The standard requires that dairy animals have a diet comprised of at least 90% (fresh weight) on a 3-year rolling average.

NEW ZEALAND – Fonterra, a giant dairy company, has announced that its milk meets the requirements of the New Zealand Dairy Grass-Fed Administrative Standard, which will help to strengthen its competitive advantage in key markets across the globe.

The standard requires that dairy animals have a diet comprised of at least 90% (fresh weight) on a 3-year rolling average of qualifying grass-fed feed types and are on pasture or forage crops for at least 8 hours per day, on average, 340 days per year.

Fonterra data shows farmers’ cows are on average 96% grass-fed and spend over 350 days on pasture, which is above the New Zealand Grass Fed Standard’s requirements.

The voluntary scheme, developed in partnership between the Primary Sector and the Ministry for Primary Industries, sets a clear definition for grass-fed products.

Producers who meet the standard can be assessed and display the trusted Grass-Fed certification on their products, enabling them to market their products globally.

Prime Minister Christopher Luxon and Agriculture Minister Todd McClay said,” International consumers are increasingly willing to pay more for high-quality grass-fed food, and New Zealand intends to lead that space, not follow it.
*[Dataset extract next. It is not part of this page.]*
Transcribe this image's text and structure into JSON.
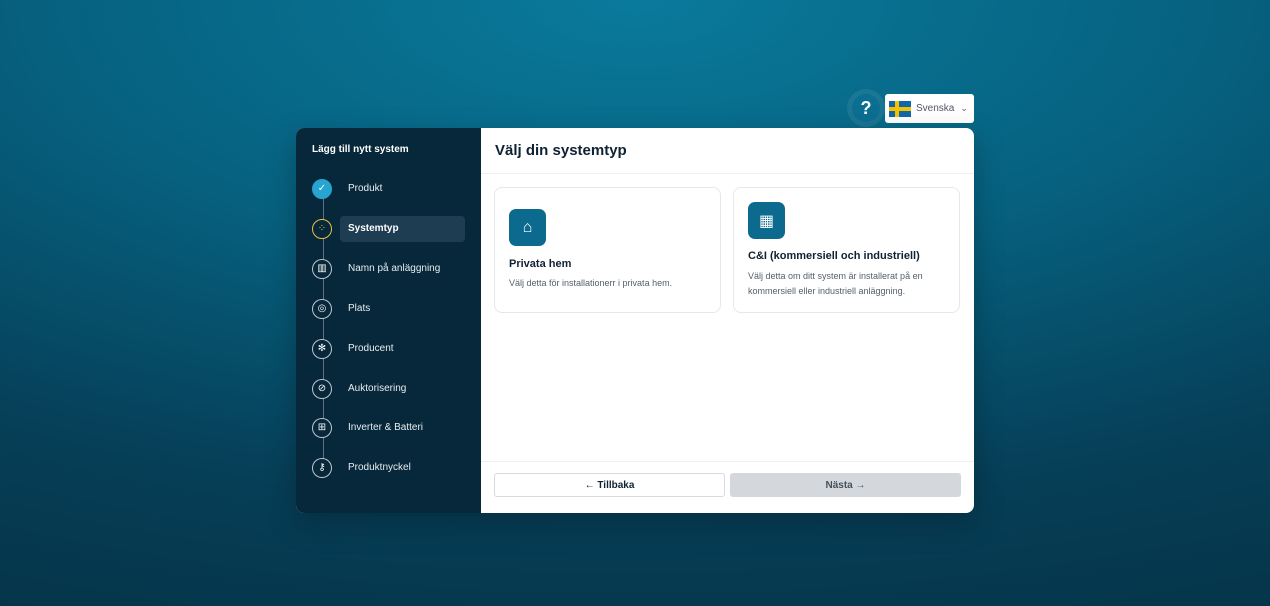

This new standard puts a clear, trusted stamp on what our farmers have always done best—producing high-quality, safe pasture-raised meat and dairy.”

Mr. McClay emphasised that the initiative goes beyond just branding, serving as a strategic tool to penetrate premium market segments and maintain a competitive edge. He reiterated the company’s unwavering commitment to enhancing the value of exports while supporting farmers.

Additionally, he highlighted that this development is part of a broader effort to position New Zealand farming as the global standard for high-quality, safe, and sustainable production, ensuring exporters remain well-equipped to secure prime positioning in premium markets.

Earlier this year, the company provided an update on its forecast earnings for FY25, stating that it expects to achieve results in the upper half of its previously announced earnings range of $ 0.40 to $0.60 per share.

The cooperative attributes this to strong sales performance and favorable pasture conditions across New Zealand, which have contributed to an increase in its forecast milk collections for the season.

Fonterra CEO Miles Hurrell reported that the cooperative has maintained its momentum from the first quarter as it prepares to release its interim results on March 20.

He stated that strong demand across its sales channels continues to drive earnings, with the first-half accounts indicating a full-year forecast in the upper range of its guidance.